Nevertheless, the CF calculated in this work (1.68 ± 0.41 kg CO2e kg/FPCM) is lower than that reported by Gaitán et al. (2016) in Nicaragua on small and medium pastoral farms (3.1 and 2.4 kg CO2e kg/FPCM, respectively). Since Nicaragua study evaluated emissions “on” and “off-farm”; while this research only carried out emissions “on-farm.” Moreover, it is minor then the CF on dairy farms in South Asia, Sub-Saharan Africa, West Asia, and North Africa, where emission intensities were larger (between 4.1 and 6.7 kg of CO2e kg/FPCM) (FAO and GDP 2018).

Compared to intensive dairy farms, the results of this study were larger than those reported by Del Prado et al. (2013) in the UK on farms in confinement (1.14 kg CO2e kg/FPCM) and by Vergé et al. (2013) in Canada on intensive dairy production systems (0.93–1.12 kg CO2e kg/FPCM). This study agrees with Wattiaux et al. (2016), who indicate that methane emissions were mainly reduced with the high up consumption of feed with respect to the amount of pasture provided to the animal. Although the GHG emissions found in this research were smaller than those estimated by Mazzetto et al. (2020), in Costa Rica on intensive specialized dairy farms in the highlands (3.86 kg CO2e kg/FPCM).

In Latin American (LA) and subtropical regions, the results of this study were higher to those reported by Ribeiro-Filho et al. (2020), who calculated emission of 0.88 to 1.04 kg CO2e/kg ECM on pastoral dairy systems in subtropical regions. Similarly, Zhu et al. (2016) reported lower values for LA (1.45 kg CO2e/kg FPCM). Differences between studies can be partly explained by various assumptions (e.g., emission factors, allocation of co-products, estimation of methane emissions, and CO2-C sequestered), in addition, by the herd productivity and manure management (Ribeiro-Filho et al. 2020).

Nationally, there are few studies carried out on GHG emissions. For example, Bartl et al. (2011) estimated a CF of 1.74 and 5.42 kg CO2e/kg ECM on farms in the coast and highlands of Peru, respectively. In the same way, Alvarado-Bolovich et al. (2021) estimated enteric methane production by cows, during dry and rainy seasons using IPCC Tier 3 in the highlands.
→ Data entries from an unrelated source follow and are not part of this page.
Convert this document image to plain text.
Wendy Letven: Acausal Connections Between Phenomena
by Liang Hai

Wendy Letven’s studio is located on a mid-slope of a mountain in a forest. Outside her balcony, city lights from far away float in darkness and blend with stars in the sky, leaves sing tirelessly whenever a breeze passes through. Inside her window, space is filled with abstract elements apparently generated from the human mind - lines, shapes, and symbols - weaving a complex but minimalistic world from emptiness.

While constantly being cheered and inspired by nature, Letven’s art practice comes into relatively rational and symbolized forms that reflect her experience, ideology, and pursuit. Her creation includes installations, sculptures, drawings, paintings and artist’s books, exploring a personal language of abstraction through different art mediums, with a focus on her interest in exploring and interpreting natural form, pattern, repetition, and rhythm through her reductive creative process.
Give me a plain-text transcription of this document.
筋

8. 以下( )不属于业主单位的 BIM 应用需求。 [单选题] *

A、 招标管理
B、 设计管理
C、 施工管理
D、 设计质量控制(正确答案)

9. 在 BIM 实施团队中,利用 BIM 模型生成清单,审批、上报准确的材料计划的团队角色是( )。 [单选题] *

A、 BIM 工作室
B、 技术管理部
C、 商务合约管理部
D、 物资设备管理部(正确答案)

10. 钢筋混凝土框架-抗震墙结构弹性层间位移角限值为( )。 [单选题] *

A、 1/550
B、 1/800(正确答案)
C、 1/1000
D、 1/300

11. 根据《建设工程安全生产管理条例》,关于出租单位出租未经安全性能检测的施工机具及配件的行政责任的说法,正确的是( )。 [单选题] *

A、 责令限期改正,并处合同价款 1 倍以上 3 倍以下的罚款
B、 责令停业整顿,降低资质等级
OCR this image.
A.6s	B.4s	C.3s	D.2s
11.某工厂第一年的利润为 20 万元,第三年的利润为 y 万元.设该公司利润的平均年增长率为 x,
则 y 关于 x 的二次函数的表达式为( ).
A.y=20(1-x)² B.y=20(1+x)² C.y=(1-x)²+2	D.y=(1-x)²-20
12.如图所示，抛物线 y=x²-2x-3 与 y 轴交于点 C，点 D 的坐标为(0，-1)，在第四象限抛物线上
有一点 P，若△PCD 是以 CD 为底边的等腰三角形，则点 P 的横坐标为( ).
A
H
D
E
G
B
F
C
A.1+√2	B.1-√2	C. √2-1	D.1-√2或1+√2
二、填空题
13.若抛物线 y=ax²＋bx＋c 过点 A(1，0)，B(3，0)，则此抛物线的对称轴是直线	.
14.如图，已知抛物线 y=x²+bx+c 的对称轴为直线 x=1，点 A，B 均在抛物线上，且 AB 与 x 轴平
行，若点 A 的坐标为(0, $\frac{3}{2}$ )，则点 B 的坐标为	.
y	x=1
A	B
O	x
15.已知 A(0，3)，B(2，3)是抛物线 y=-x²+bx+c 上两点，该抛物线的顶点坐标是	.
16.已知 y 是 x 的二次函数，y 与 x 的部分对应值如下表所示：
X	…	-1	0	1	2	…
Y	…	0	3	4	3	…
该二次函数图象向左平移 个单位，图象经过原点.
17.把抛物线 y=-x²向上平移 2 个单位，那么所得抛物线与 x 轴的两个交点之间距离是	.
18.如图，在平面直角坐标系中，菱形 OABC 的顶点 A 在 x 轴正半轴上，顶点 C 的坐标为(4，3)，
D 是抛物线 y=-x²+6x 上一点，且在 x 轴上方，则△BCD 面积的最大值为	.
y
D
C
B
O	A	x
In conclusion, farms with improved livestock management (higher percentage of cows in production, and higher production levels) and better feed quality had a lower CF. Moreover, it was found that the principal source of emission was enteric fermentation. Consequently, dairy farms in the Peruvian Amazon region could reduce their emissions by improving their current management and feeding practices. Additionally, the CF can be decreased if sustainable management practices are incorporated such as solar panels use, and small use of chemical fertilizers. However, more studies are also needed that consider estimating carbon sequestration from trees, soil, and crops, and CF from off-farm feed to determine the true carbon balance of these systems.